Ever since late September, members of The Oswegonian, WNYO and WTOP met to prepare an election night show that would be unlike any Oswego State had ever seen.
We planned the coverage over the course of the next month and a half, deciding everything from what to include in our coverage to what hashtag to use for our Twitter posts. The result of these weeks of planning was an election night show that surpassed, in depth and professionalism, anything any Oswego State media organization had ever done.
The entire day was a whirlwind. From the moment I woke up, to when the show started and up until the moment I fell asleep early the next morning, the election night show was the only thing on my mind. Being part of this effort was without a doubt one of the most exciting things that has happened during my time here at Oswego State. There were over 60 people involved in the production of the show with members from each of the three media organizations participating. We had groups in Syracuse reporting live on an exciting race for the 24th Congressional District; we had a round table discussion; we even had our very own “war room,” all of this happening live.

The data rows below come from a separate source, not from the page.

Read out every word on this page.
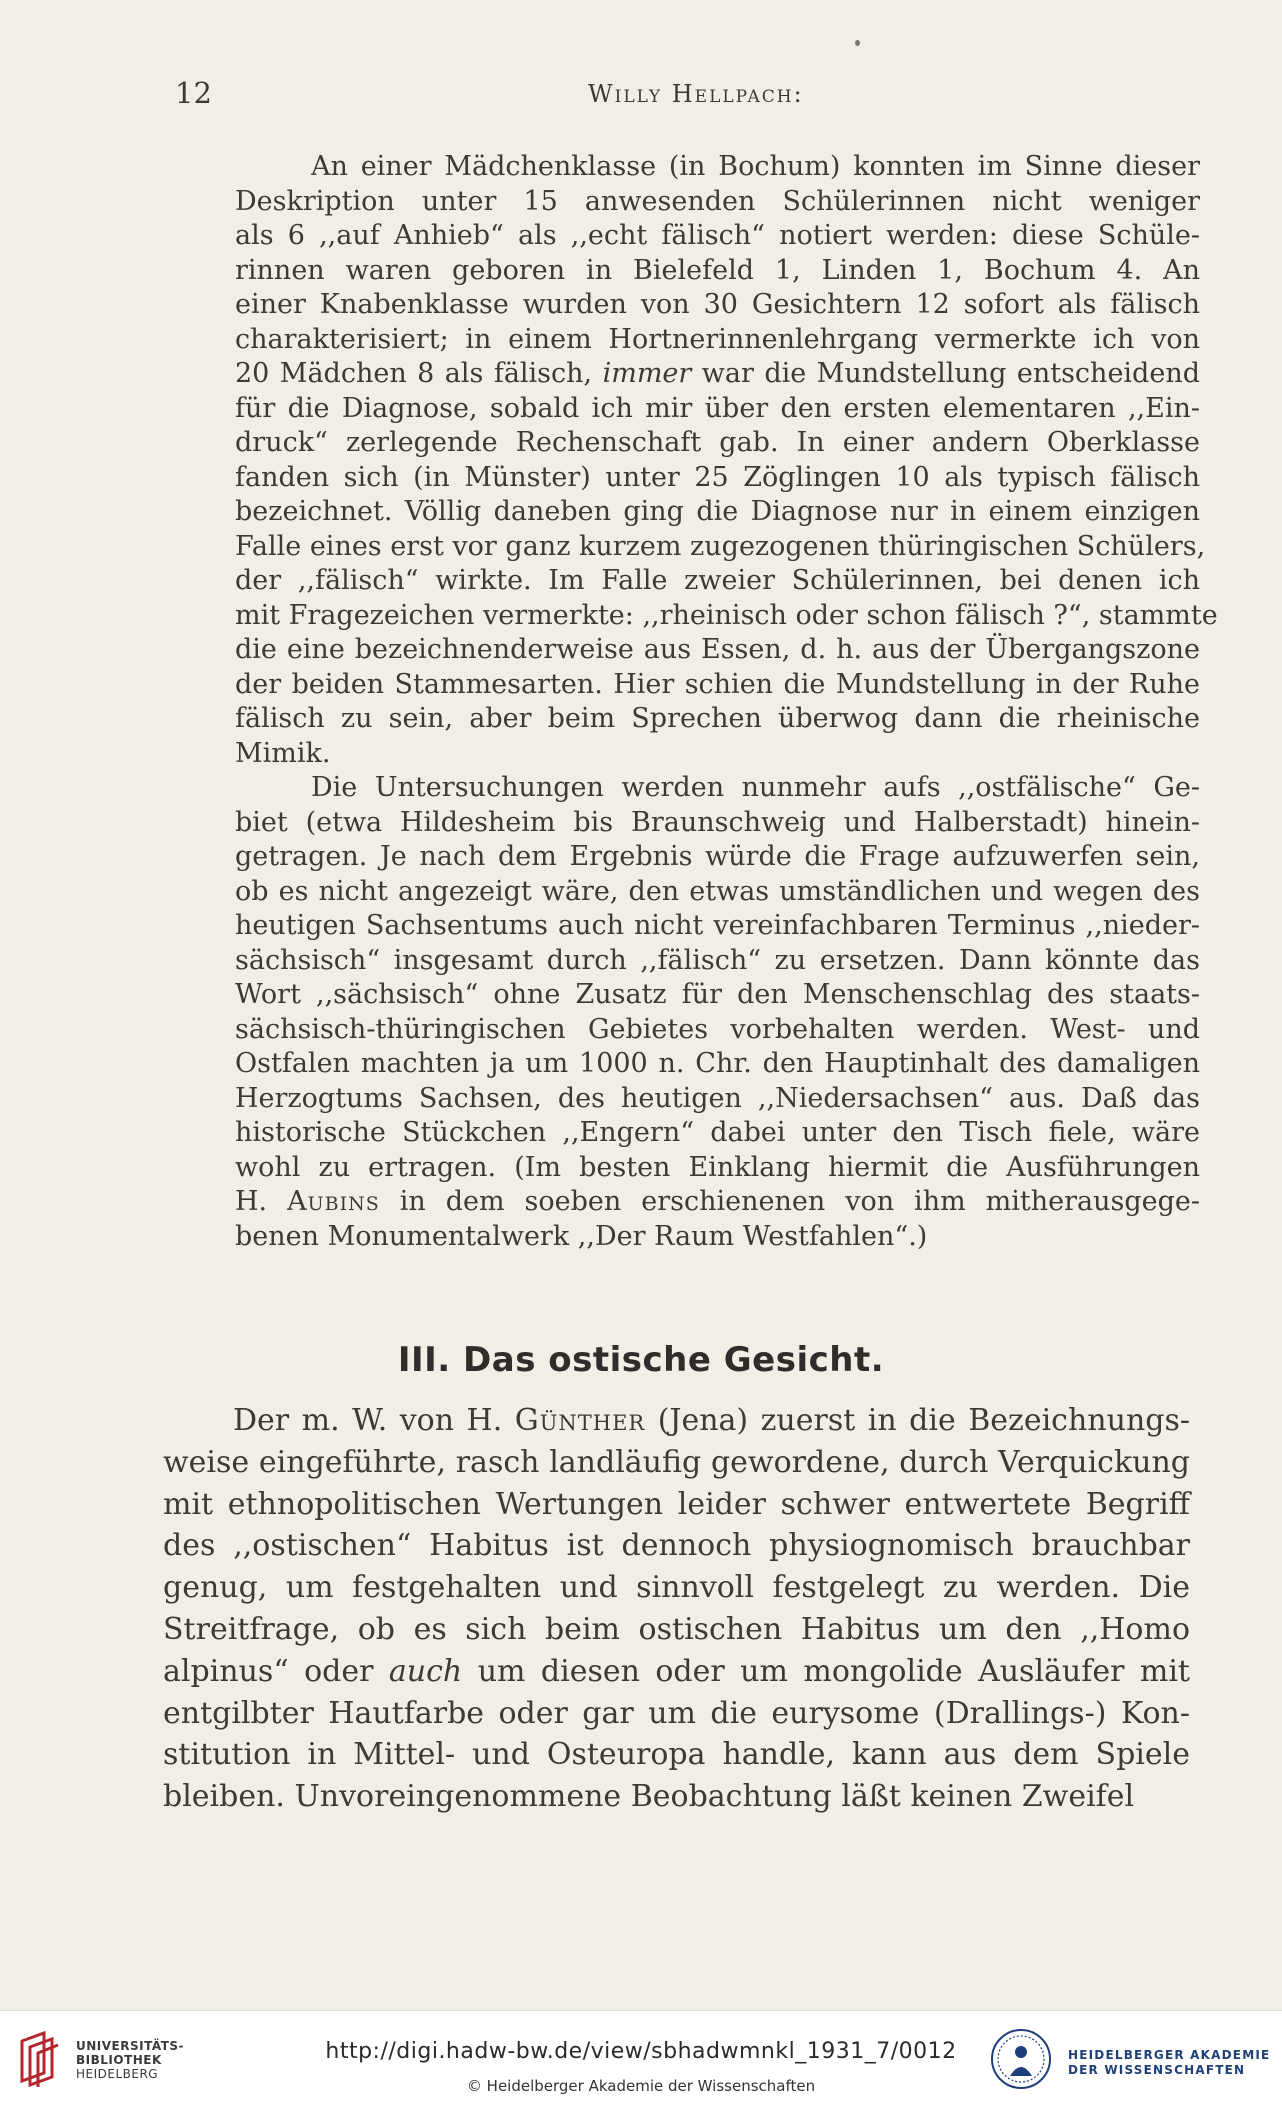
12	Willy Hellpach:
An einer Mädchenklasse (in Bochum) konnten im Sinne dieser
Deskription unter 15 anwesenden Schülerinnen nicht weniger
als 6 ,,auf Anhieb“ als ,,echt fälisch“ notiert werden: diese Schüle-
rinnen waren geboren in Bielefeld 1, Linden 1, Bochum 4. An
einer Knabenklasse wurden von 30 Gesichtern 12 sofort als fälisch
charakterisiert; in einem Hortnerinnenlehrgang vermerkte ich von
20 Mädchen 8 als fälisch, immer war die Mundstellung entscheidend
für die Diagnose, sobald ich mir über den ersten elementaren ,,Ein-
druck“ zerlegende Rechenschaft gab. In einer andern Oberklasse
fanden sich (in Münster) unter 25 Zöglingen 10 als typisch fälisch
bezeichnet. Völlig daneben ging die Diagnose nur in einem einzigen
Falle eines erst vor ganz kurzem zugezogenen thüringischen Schülers,
der ,,fälisch“ wirkte. Im Falle zweier Schülerinnen, bei denen ich
mit Fragezeichen vermerkte: ,,rheinisch oder schon fälisch ?“, stammte
die eine bezeichnenderweise aus Essen, d. h. aus der Übergangszone
der beiden Stammesarten. Hier schien die Mundstellung in der Ruhe
fälisch zu sein, aber beim Sprechen überwog dann die rheinische
Mimik.
Die Untersuchungen werden nunmehr aufs ,,ostfälische“ Ge-
biet (etwa Hildesheim bis Braunschweig und Halberstadt) hinein-
getragen. Je nach dem Ergebnis würde die Frage aufzuwerfen sein,
ob es nicht angezeigt wäre, den etwas umständlichen und wegen des
heutigen Sachsentums auch nicht vereinfachbaren Terminus ,,nieder-
sächsisch“ insgesamt durch ,,fälisch“ zu ersetzen. Dann könnte das
Wort ,,sächsisch“ ohne Zusatz für den Menschenschlag des staats-
sächsisch-thüringischen Gebietes vorbehalten werden. West- und
Ostfalen machten ja um 1000 n. Chr. den Hauptinhalt des damaligen
Herzogtums Sachsen, des heutigen ,,Niedersachsen“ aus. Daß das
historische Stückchen ,,Engern“ dabei unter den Tisch fiele, wäre
wohl zu ertragen. (Im besten Einklang hiermit die Ausführungen
H. Aubins in dem soeben erschienenen von ihm mitherausgege-
benen Monumentalwerk ,,Der Raum Westfahlen“.)
III. Das ostische Gesicht.
Der m. W. von H. Günther (Jena) zuerst in die Bezeichnungs-
weise eingeführte, rasch landläufig gewordene, durch Verquickung
mit ethnopolitischen Wertungen leider schwer entwertete Begriff
des ,,ostischen“ Habitus ist dennoch physiognomisch brauchbar
genug, um festgehalten und sinnvoll festgelegt zu werden. Die
Streitfrage, ob es sich beim ostischen Habitus um den ,,Homo
alpinus“ oder auch um diesen oder um mongolide Ausläufer mit
entgilbter Hautfarbe oder gar um die eurysome (Drallings-) Kon-
stitution in Mittel- und Osteuropa handle, kann aus dem Spiele
bleiben. Unvoreingenommene Beobachtung läßt keinen Zweifel
UNIVERSITÄTS-
BIBLIOTHEK
HEIDELBERG
http://digi.hadw-bw.de/view/sbhadwmnkl_1931_7/0012
© Heidelberger Akademie der Wissenschaften
HEIDELBERGER AKADEMIE
DER WISSENSCHAFTEN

As someone who works at a newspaper, I have never experienced the feeling of something being live. I usually write for the future, but during that show everything was in the present moment. Being part of something of this magnitude was exhilarating, and when the show ended everyone was left with a feeling of immense pride.
When the show was over it didn’t matter who won, it didn’t matter that things weren’t perfect, because they never are. What mattered was that a huge group of students came together on election night and provided our campus, city and county with election coverage that was unparalleled with any election coverage provided in Oswego County.
I had two favorite moments from the night. The first was when I heard from professor Gary Ritzenthaler that there were people on Twitter getting information about the race in Florida from our hashtag before they saw it on TV. This really put into perspective the fact that we had a real impact on the coverage of the election thanks to social media.
My other favorite moment was about half way into the show when WTOP General Manager Ben Gordon turned to me and said, “what’s the next thing we can collaborate for?” This resonated for me because it showed that we really succeeded. Not only was the show going well, but there was already the desire to do more.
Since our first meeting at the end of last semester, all three of the media organization leaders knew that collaboration was something we wanted to focus on and something that was going to be important this year, but I remain floored at the level to which this collaboration has reached. Where rivalries used to exist the boundaries have been broken. There is no bad blood, there is no picking a group, and everyone has finally realized that things are just better together.
I applaud everyone who was involved in the election coverage for a tremendous effort on Tuesday night. It was the perfect culmination of hard work paying off, and I think I can say with some certainty that everyone can look back on that night and be proud of what we did.